Manifestement, mes lecteurs (et les passants) semblent préférer les publications qui parle de moi, de ma petite vie de madame ordinaire assise sur son tabouret à l’ilôt de sa cuisine pour écrire sur tout et rien entre deux brassées de lavage, alors que je voudrais tellement toucher par des écrits plus profonds, plus littéraire… Pendant ce temps-là, mes élans les plus travaillés, regardent passer le train en silence.
Il faut croire que le banal bien éclairé bat le profond mal compris à plate couture. Qui l’eût cru?
Et pour écrire, il faut quand même avoir quelque chose à dire. Des fois, le réservoir est sur la réserve. C’est la vie. Et le lavage.
C’est pas plus mal, l’écriture de soi à la place des histoires fictives toutes inventées, en fait c’est même très bien et pratiqué par plusieurs. Sauf que ma vie est ben que trop tranquille pour fournir du stock à émotions régulièrement, pis mes électros ne me font pas damner à chaque semaine. Je ne vis pas de drames hebdomadaires, ni d’épiphanies tous les mardis. Et pour écrire, faut encore avoir quelque chose à dire. Pis des fois, je manque de matériel, sérieux…
Alors je lance une bouteille à la mer.
Pose-moi une question. Si ça m’allume, je te réponds en publication. Si ça m’ennuie, je me garde le droit de retourner plier des serviettes.
Tu veux connaître mes vies d’avant? Comme un chat, j’en ai une collection… pige un numéro de un à neuf…
Tu veux connaître mon nombre d’amants à vie? Tu peux demander… la réponse pourrait surprendre… et te choquer.
Tu veux tout savoir de mon premier mariage? Du deuxième? De ce qui s’est passé entre les deux? Go for it…
Bref.
La bouteille est lancée.
On verra bien ce qui revient… ou si je finis par plier mon linge.

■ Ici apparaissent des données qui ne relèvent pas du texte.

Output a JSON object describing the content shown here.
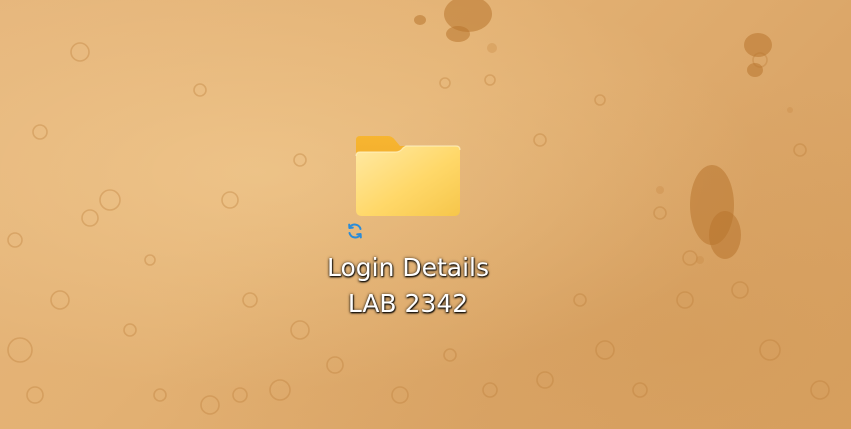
{
  "desktop": {
    "wallpaper": "beige-paper-texture",
    "colors": {
      "background": "#e3b173",
      "spot": "#b8742e",
      "folder_front": "#ffd35c",
      "folder_back": "#f2b134",
      "sync_icon": "#2b8cd8",
      "label_text": "#ffffff"
    },
    "icons": [
      {
        "type": "folder",
        "icon": "folder-icon",
        "overlay_icon": "sync-pending-icon",
        "label_line1": "Login Details",
        "label_line2": "LAB 2342"
      }
    ]
  }
}
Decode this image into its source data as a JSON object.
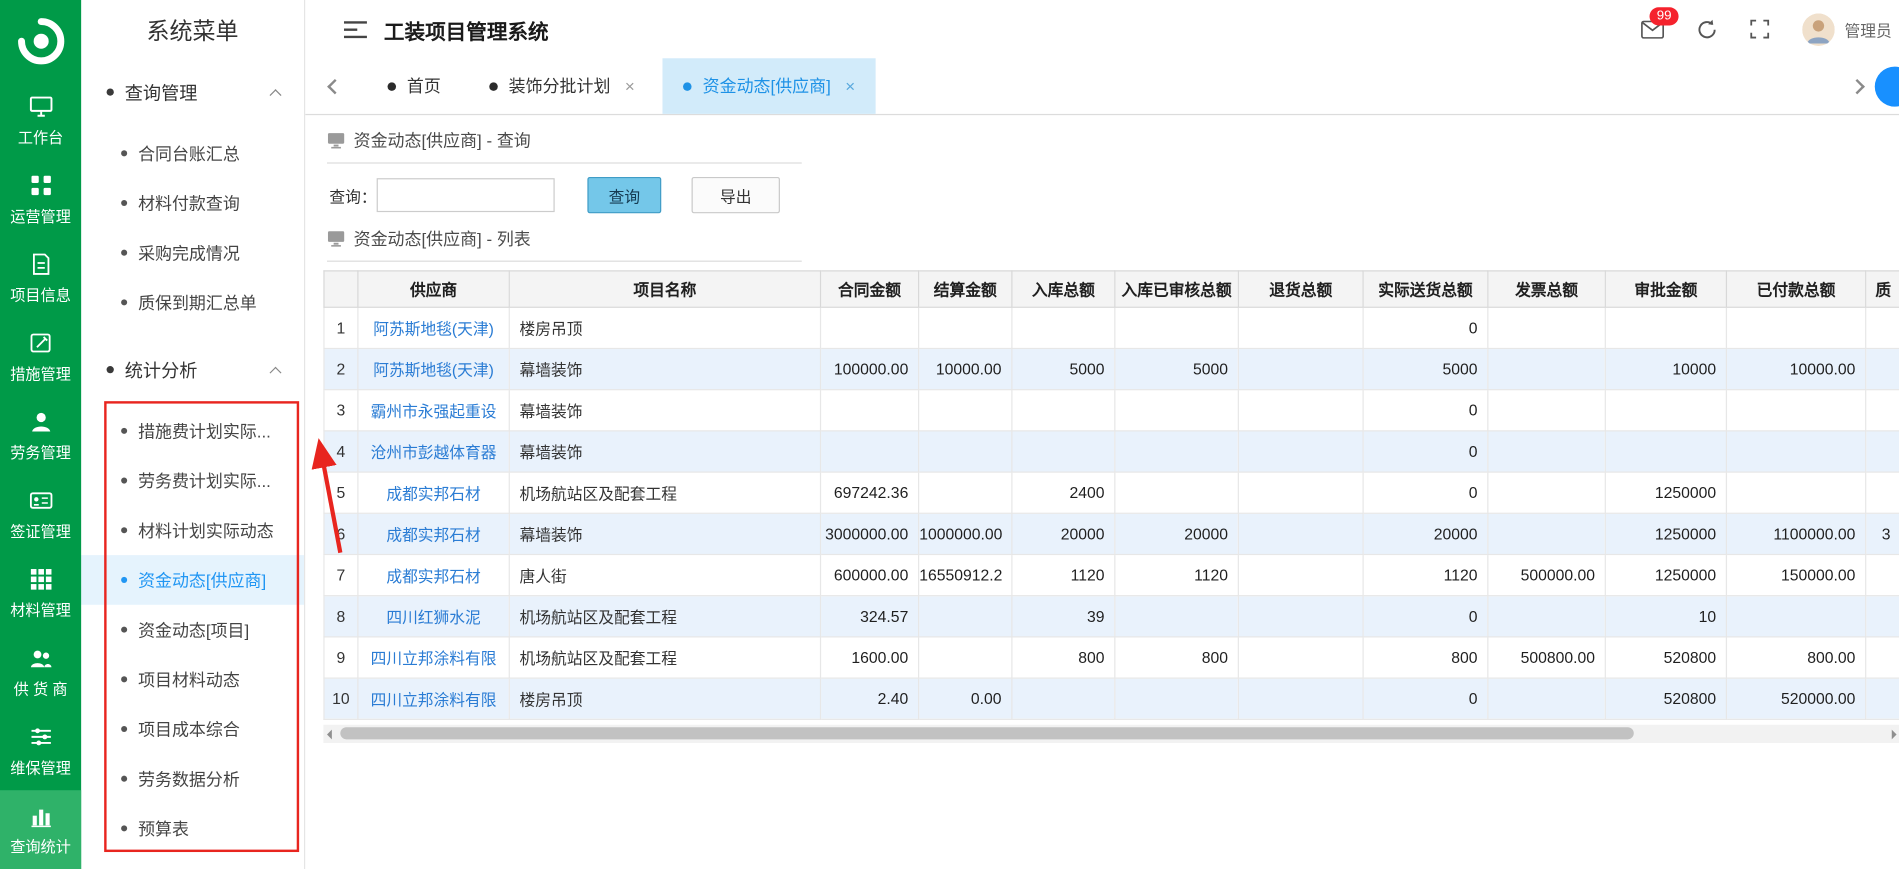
{
  "app": {
    "title": "工装项目管理系统",
    "user": "管理员",
    "mail_badge": "99"
  },
  "colors": {
    "rail_green": "#009a48",
    "accent_blue": "#1890ff",
    "annotation_red": "#e8251f",
    "stripe_blue": "#e9f2fc"
  },
  "rail": {
    "items": [
      {
        "label": "工作台"
      },
      {
        "label": "运营管理"
      },
      {
        "label": "项目信息"
      },
      {
        "label": "措施管理"
      },
      {
        "label": "劳务管理"
      },
      {
        "label": "签证管理"
      },
      {
        "label": "材料管理"
      },
      {
        "label": "供 货 商"
      },
      {
        "label": "维保管理"
      },
      {
        "label": "查询统计"
      }
    ]
  },
  "menu": {
    "title": "系统菜单",
    "sections": [
      {
        "label": "查询管理",
        "items": [
          {
            "label": "合同台账汇总"
          },
          {
            "label": "材料付款查询"
          },
          {
            "label": "采购完成情况"
          },
          {
            "label": "质保到期汇总单"
          }
        ]
      },
      {
        "label": "统计分析",
        "items": [
          {
            "label": "措施费计划实际..."
          },
          {
            "label": "劳务费计划实际..."
          },
          {
            "label": "材料计划实际动态"
          },
          {
            "label": "资金动态[供应商]"
          },
          {
            "label": "资金动态[项目]"
          },
          {
            "label": "项目材料动态"
          },
          {
            "label": "项目成本综合"
          },
          {
            "label": "劳务数据分析"
          },
          {
            "label": "预算表"
          }
        ]
      }
    ]
  },
  "tabs": [
    {
      "label": "首页"
    },
    {
      "label": "装饰分批计划",
      "close": "×"
    },
    {
      "label": "资金动态[供应商]",
      "close": "×"
    }
  ],
  "query_panel": {
    "title": "资金动态[供应商] - 查询",
    "search_label": "查询：",
    "search_value": "",
    "buttons": {
      "search": "查询",
      "export": "导出"
    }
  },
  "list_panel": {
    "title": "资金动态[供应商] - 列表",
    "columns": [
      "供应商",
      "项目名称",
      "合同金额",
      "结算金额",
      "入库总额",
      "入库已审核总额",
      "退货总额",
      "实际送货总额",
      "发票总额",
      "审批金额",
      "已付款总额",
      "质"
    ],
    "rows": [
      [
        "阿苏斯地毯(天津)",
        "楼房吊顶",
        "",
        "",
        "",
        "",
        "",
        "0",
        "",
        "",
        "",
        ""
      ],
      [
        "阿苏斯地毯(天津)",
        "幕墙装饰",
        "100000.00",
        "10000.00",
        "5000",
        "5000",
        "",
        "5000",
        "",
        "10000",
        "10000.00",
        ""
      ],
      [
        "霸州市永强起重设",
        "幕墙装饰",
        "",
        "",
        "",
        "",
        "",
        "0",
        "",
        "",
        "",
        ""
      ],
      [
        "沧州市彭越体育器",
        "幕墙装饰",
        "",
        "",
        "",
        "",
        "",
        "0",
        "",
        "",
        "",
        ""
      ],
      [
        "成都实邦石材",
        "机场航站区及配套工程",
        "697242.36",
        "",
        "2400",
        "",
        "",
        "0",
        "",
        "1250000",
        "",
        ""
      ],
      [
        "成都实邦石材",
        "幕墙装饰",
        "3000000.00",
        "1000000.00",
        "20000",
        "20000",
        "",
        "20000",
        "",
        "1250000",
        "1100000.00",
        "3"
      ],
      [
        "成都实邦石材",
        "唐人街",
        "600000.00",
        "16550912.2",
        "1120",
        "1120",
        "",
        "1120",
        "500000.00",
        "1250000",
        "150000.00",
        ""
      ],
      [
        "四川红狮水泥",
        "机场航站区及配套工程",
        "324.57",
        "",
        "39",
        "",
        "",
        "0",
        "",
        "10",
        "",
        ""
      ],
      [
        "四川立邦涂料有限",
        "机场航站区及配套工程",
        "1600.00",
        "",
        "800",
        "800",
        "",
        "800",
        "500800.00",
        "520800",
        "800.00",
        ""
      ],
      [
        "四川立邦涂料有限",
        "楼房吊顶",
        "2.40",
        "0.00",
        "",
        "",
        "",
        "0",
        "",
        "520800",
        "520000.00",
        ""
      ]
    ]
  }
}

Dis Joanne, c’était quoi ton jeu préféré quand t’étais enfant?
Tu me fais penser à une discussion que j’avais avec ma copine. Elle a beaucoup de difficulté à se retrouver dans une partie de la littérature québécoise, car s’est beaucoup de l’autofiction et que ce n’est pas sa tasse de thé.
Alors : crois-tu que nous aimons autant ce style car on s’y reconnaît? Car nous en sommes rendus à ce point dans notre identité?